‘Skills for Success in a Global Environment’

Panel geared toward area high school students

These days, there’s a lot of buzz about high school students needing to prepare for a global environment. An upcoming panel discussion seeks to offer students some concrete guidelines as they make the transition to college.

The Nov. 29 event primarily targets all area high school students, but it also is geared toward parents and teachers. The event is co-sponsored by University College, the evening and continuing education division of Arts & Sciences at Washington University in St. Louis, and the Ladue Education Foundation.

“Skills for Success in a Global Environment,” featuring a panel of Washington University faculty, former and current students and an area corporate vice president, is set for 7 p.m. in the Performing Arts Center at Ladue Horton Watkins High School, 1201 S. Warson Road in St. Louis.

The discussion will focus on both the specific (strategies, courses, internships, travel and related activities for students who wish to study and work in a global context) and the general (new assumptions and behaviors associated with successful business practice).

A question-and-answer session will follow the discussion.

The panelists are:
• Ignacio M. Sanchez Prado, PhD, assistant professor of Spanish and of international and area studies, both in Arts & Sciences, and director of undergraduate studies in Spanish, Washington University
• Rebecca Copeland, PhD, professor of Japanese language and literature in Arts & Sciences, director of Summer School and associate dean of University College
• Betsy Heller Cohen, vice president of sustainability, Nestle Purina, and a graduate of the Ladue School District
• Dave Spandorfer, a recent graduate in international business and in history from Washington University
• Mike Burnstein, an Arts & Sciences senior at Washington University majoring in urban studies, minoring in entrepreneurship and political science

Steve Ehrlich, associate dean for academics at University College, will moderate.

For more information and to RSVP, go online to https://lefglobalpanel.eventbrite.com/?nomo=1.

Additional information on panelists

Ignacio M. Sánchez Prado is the author of three books. His most recent book, Naciones intelectuales, won the LASA Mexico 2010 Humanities Book Award. In the past, he has worked in cultural initiatives with Mexico’s National Council for Culture and the Arts. Prado teaches the course “Mexico for Culture and Business.”

Rebecca Copeland was born in Japan and spent a year in India as a child.

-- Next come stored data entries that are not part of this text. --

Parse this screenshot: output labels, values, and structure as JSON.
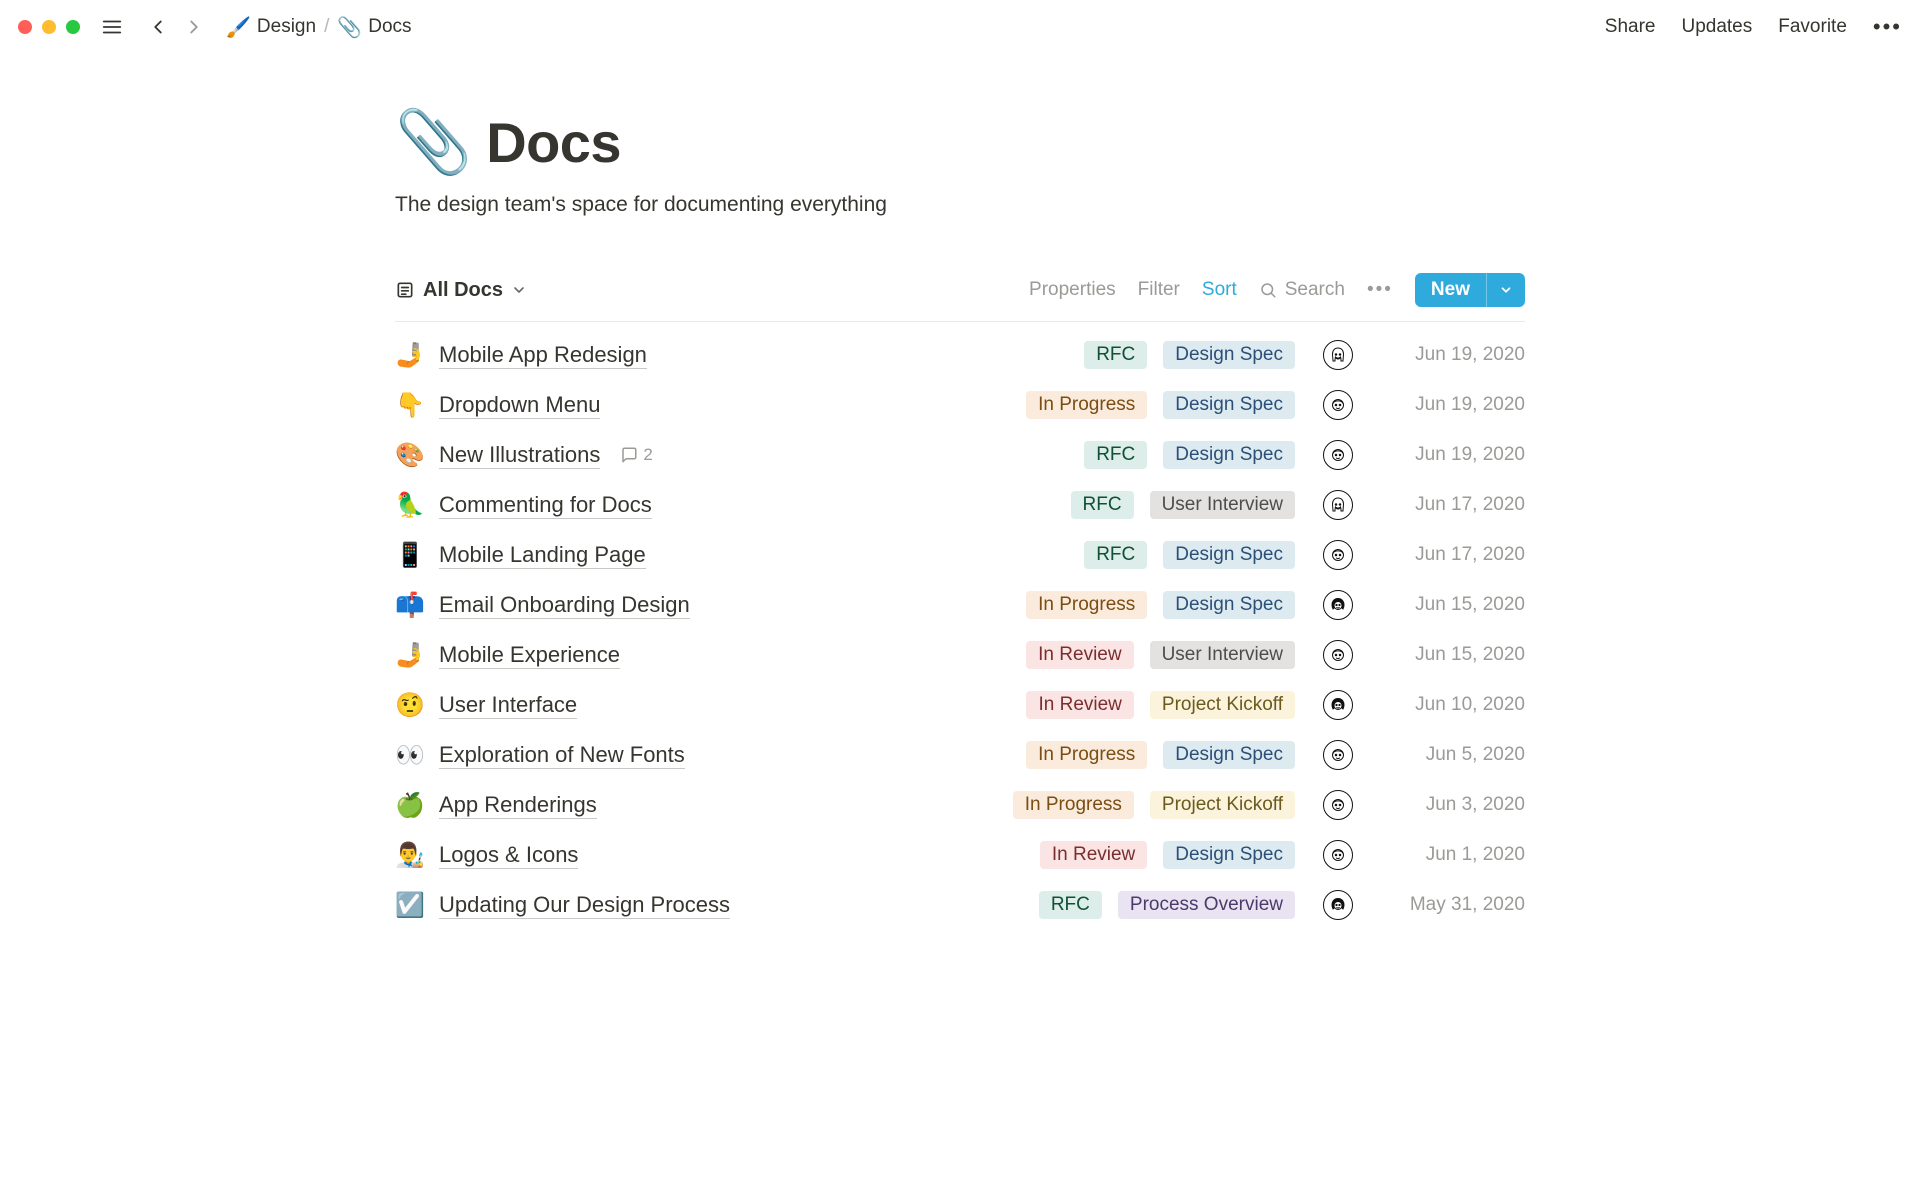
{
  "topbar": {
    "breadcrumbs": [
      {
        "emoji": "🖌️",
        "label": "Design"
      },
      {
        "emoji": "📎",
        "label": "Docs"
      }
    ],
    "actions": {
      "share": "Share",
      "updates": "Updates",
      "favorite": "Favorite"
    }
  },
  "page": {
    "emoji": "📎",
    "title": "Docs",
    "subtitle": "The design team's space for documenting everything"
  },
  "view": {
    "name": "All Docs",
    "controls": {
      "properties": "Properties",
      "filter": "Filter",
      "sort": "Sort",
      "search": "Search",
      "new": "New"
    }
  },
  "tag_colors": {
    "RFC": "green",
    "Design Spec": "blue",
    "In Progress": "orange",
    "User Interview": "gray",
    "In Review": "red",
    "Project Kickoff": "yellow",
    "Process Overview": "purple"
  },
  "rows": [
    {
      "emoji": "🤳",
      "title": "Mobile App Redesign",
      "tags": [
        "RFC",
        "Design Spec"
      ],
      "date": "Jun 19, 2020",
      "avatar": 0
    },
    {
      "emoji": "👇",
      "title": "Dropdown Menu",
      "tags": [
        "In Progress",
        "Design Spec"
      ],
      "date": "Jun 19, 2020",
      "avatar": 1
    },
    {
      "emoji": "🎨",
      "title": "New Illustrations",
      "tags": [
        "RFC",
        "Design Spec"
      ],
      "date": "Jun 19, 2020",
      "avatar": 1,
      "comments": 2
    },
    {
      "emoji": "🦜",
      "title": "Commenting for Docs",
      "tags": [
        "RFC",
        "User Interview"
      ],
      "date": "Jun 17, 2020",
      "avatar": 0
    },
    {
      "emoji": "📱",
      "title": "Mobile Landing Page",
      "tags": [
        "RFC",
        "Design Spec"
      ],
      "date": "Jun 17, 2020",
      "avatar": 1
    },
    {
      "emoji": "📫",
      "title": "Email Onboarding Design",
      "tags": [
        "In Progress",
        "Design Spec"
      ],
      "date": "Jun 15, 2020",
      "avatar": 2
    },
    {
      "emoji": "🤳",
      "title": "Mobile Experience",
      "tags": [
        "In Review",
        "User Interview"
      ],
      "date": "Jun 15, 2020",
      "avatar": 1
    },
    {
      "emoji": "🤨",
      "title": "User Interface",
      "tags": [
        "In Review",
        "Project Kickoff"
      ],
      "date": "Jun 10, 2020",
      "avatar": 2
    },
    {
      "emoji": "👀",
      "title": "Exploration of New Fonts",
      "tags": [
        "In Progress",
        "Design Spec"
      ],
      "date": "Jun 5, 2020",
      "avatar": 1
    },
    {
      "emoji": "🍏",
      "title": "App Renderings",
      "tags": [
        "In Progress",
        "Project Kickoff"
      ],
      "date": "Jun 3, 2020",
      "avatar": 1
    },
    {
      "emoji": "👨‍🎨",
      "title": "Logos & Icons",
      "tags": [
        "In Review",
        "Design Spec"
      ],
      "date": "Jun 1, 2020",
      "avatar": 1
    },
    {
      "emoji": "☑️",
      "title": "Updating Our Design Process",
      "tags": [
        "RFC",
        "Process Overview"
      ],
      "date": "May 31, 2020",
      "avatar": 2
    }
  ]
}
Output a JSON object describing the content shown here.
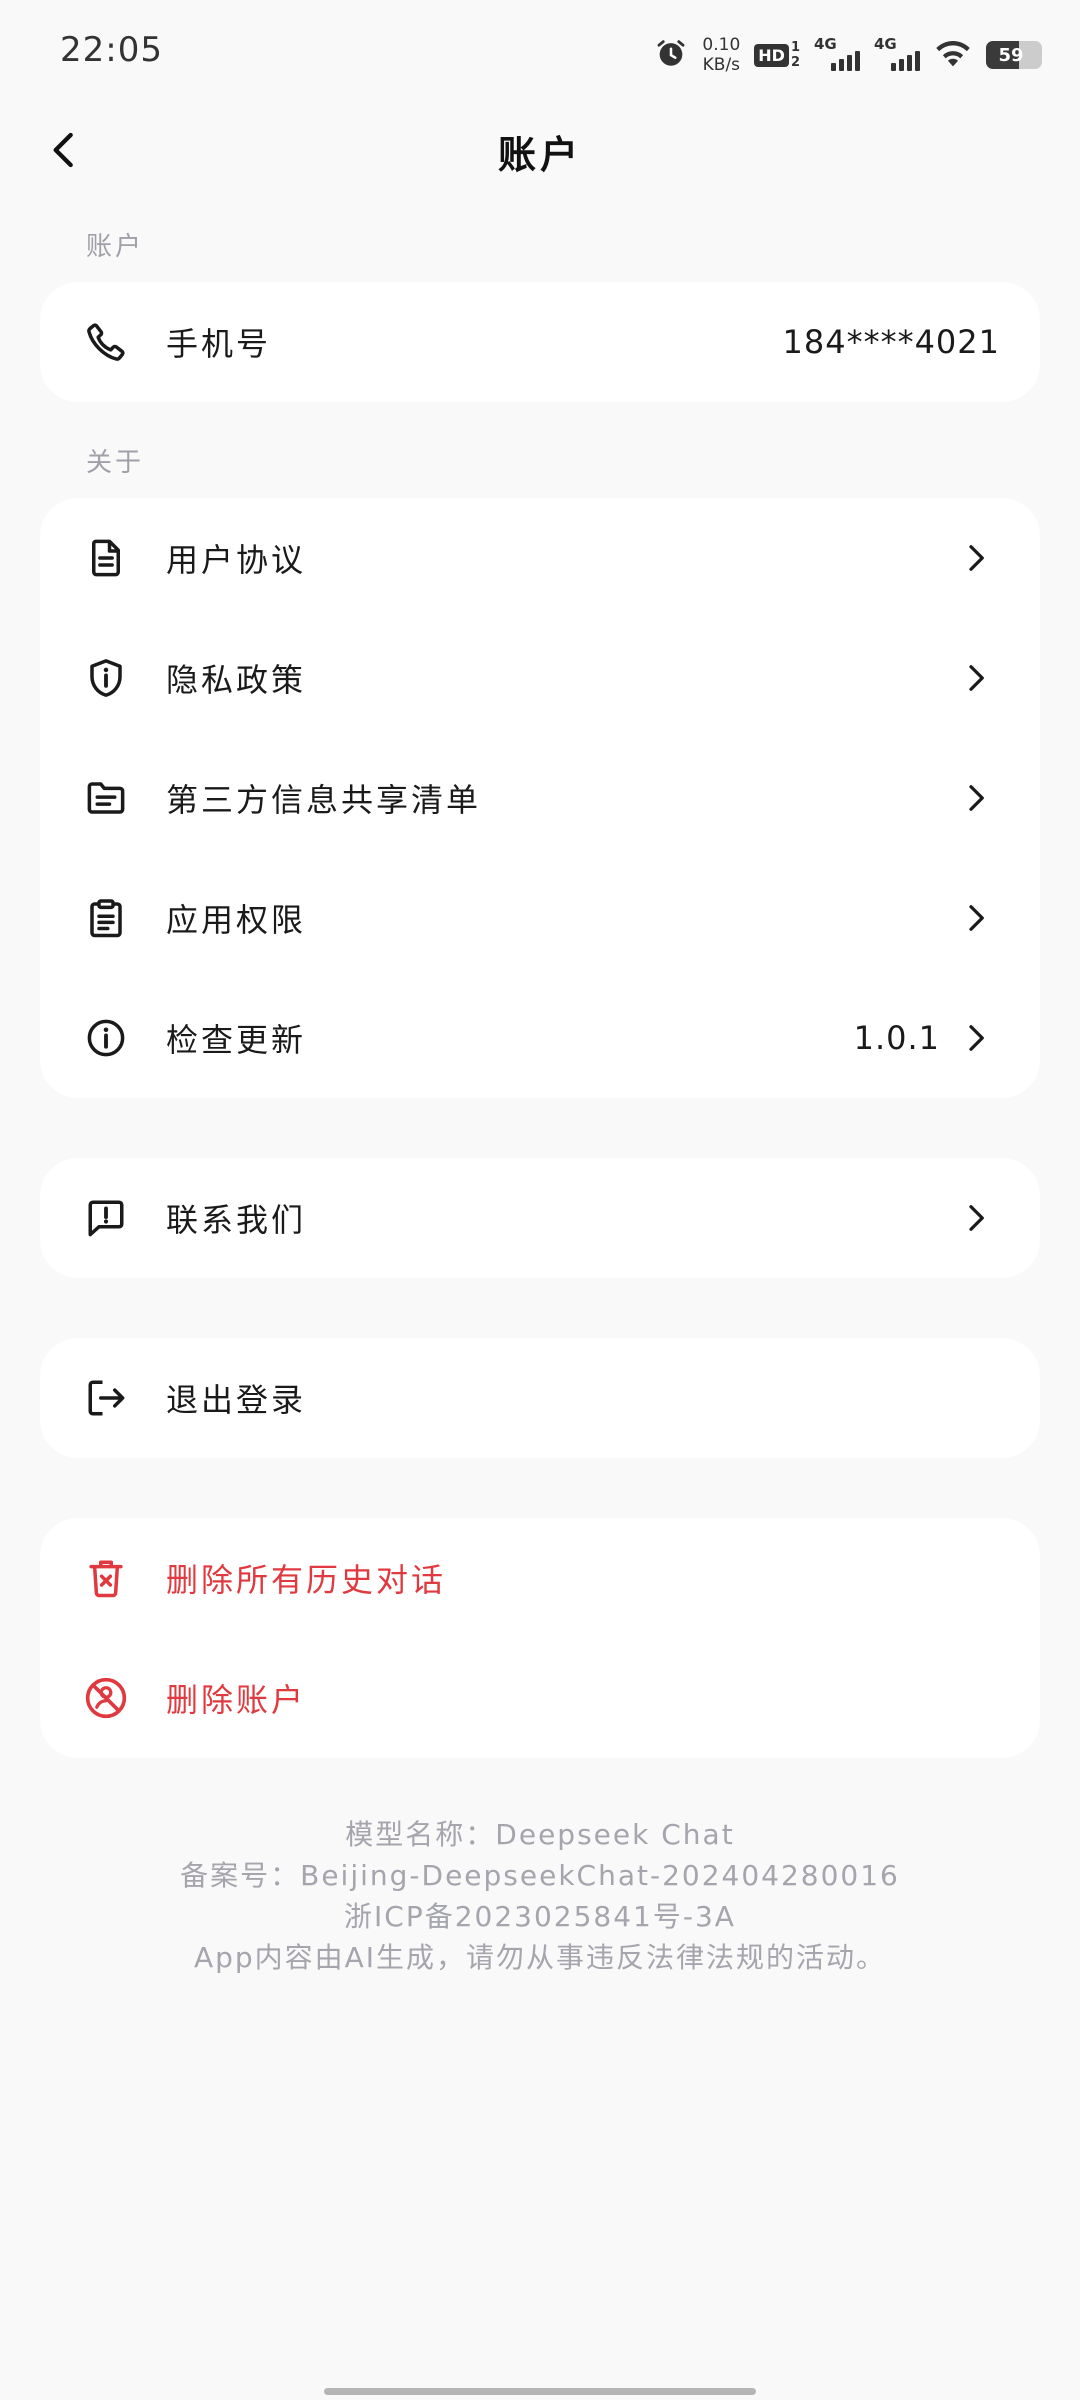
{
  "status_bar": {
    "time": "22:05",
    "net_speed_value": "0.10",
    "net_speed_unit": "KB/s",
    "hd_label": "HD",
    "hd_top": "1",
    "hd_bottom": "2",
    "sim1_label": "4G",
    "sim2_label": "4G",
    "battery_level": "59",
    "battery_fraction": 0.59
  },
  "header": {
    "title": "账户"
  },
  "account_section": {
    "label": "账户",
    "phone": {
      "label": "手机号",
      "value": "184****4021",
      "icon": "phone-icon"
    }
  },
  "about_section": {
    "label": "关于",
    "items": [
      {
        "label": "用户协议",
        "icon": "document-icon"
      },
      {
        "label": "隐私政策",
        "icon": "shield-info-icon"
      },
      {
        "label": "第三方信息共享清单",
        "icon": "folder-list-icon"
      },
      {
        "label": "应用权限",
        "icon": "clipboard-icon"
      },
      {
        "label": "检查更新",
        "icon": "info-icon",
        "value": "1.0.1"
      }
    ]
  },
  "contact": {
    "label": "联系我们",
    "icon": "feedback-icon"
  },
  "logout": {
    "label": "退出登录",
    "icon": "logout-icon"
  },
  "danger_section": {
    "delete_history": {
      "label": "删除所有历史对话",
      "icon": "trash-icon"
    },
    "delete_account": {
      "label": "删除账户",
      "icon": "block-user-icon"
    }
  },
  "footer": {
    "model_name": "模型名称：Deepseek Chat",
    "filing_number": "备案号：Beijing-DeepseekChat-202404280016",
    "icp": "浙ICP备2023025841号-3A",
    "disclaimer": "App内容由AI生成，请勿从事违反法律法规的活动。"
  },
  "colors": {
    "background": "#f9f9f9",
    "card": "#ffffff",
    "danger": "#e0393f",
    "muted": "#a0a0a8"
  }
}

She earned a doctoral degree in Japanese literature from Columbia University in 1986. Copeland’s study of Meiji women writers, Lost Leaves: Women Writers of Meiji Japan was named a Choice Outstanding Academic Title for 2001. She has published a number of works on Japanese women writers.

Betsy Heller Cohen, in addition to serving as vice president of sustainability at Nestle Purina, the world’s largest food company, oversees The St. Louis Petlover Coalition (www.stlpetlover.org) Cohen co-founded Nestlé Purina’s Child Development Center and is on its board of directors. She received the St. Louis Business Journal Most Influential Business Women award in 1999. She is an advisory board member to Washington University’s I-CARES: The International Center for Advanced Renewable Energy and Sustainability. She also is active in the Missouri Botanical Garden’s Sustainability Committee, a world-renowned biodiversity center.

Dave Spandorfer graduated from Washington University in spring 2011. As a senior, Spandorfer harnessed his passion for running and co-founded (with fellow panelist Mike Burnstein and two of their teammates) Janji, a running apparel company devoted to raising awareness and funding solutions for the global food and water crisis. The team was awarded the largest grant ever for an undergraduate team at the Youthbridge Social Entrepreneurship and Innovation Contest. Janji will release on Feb. 2, 2012, at Big River Running Company and is set for a national release in April 2012.

Mike Burnstein will graduate from Washington University in spring 2012. Burnstein is an ambassador of Washington University’s Skandalaris Center for Entrepreneurship. He co-founded the running apparel social enterprise Janji, which strives to combat the global food and water crisis. Burnstein plans to work on the venture full time following graduation.

Steve Ehrlich manages University College’s undergraduate and graduate academic programs, including new programs in International Affairs, Global Leadership and Management, and Sustainability.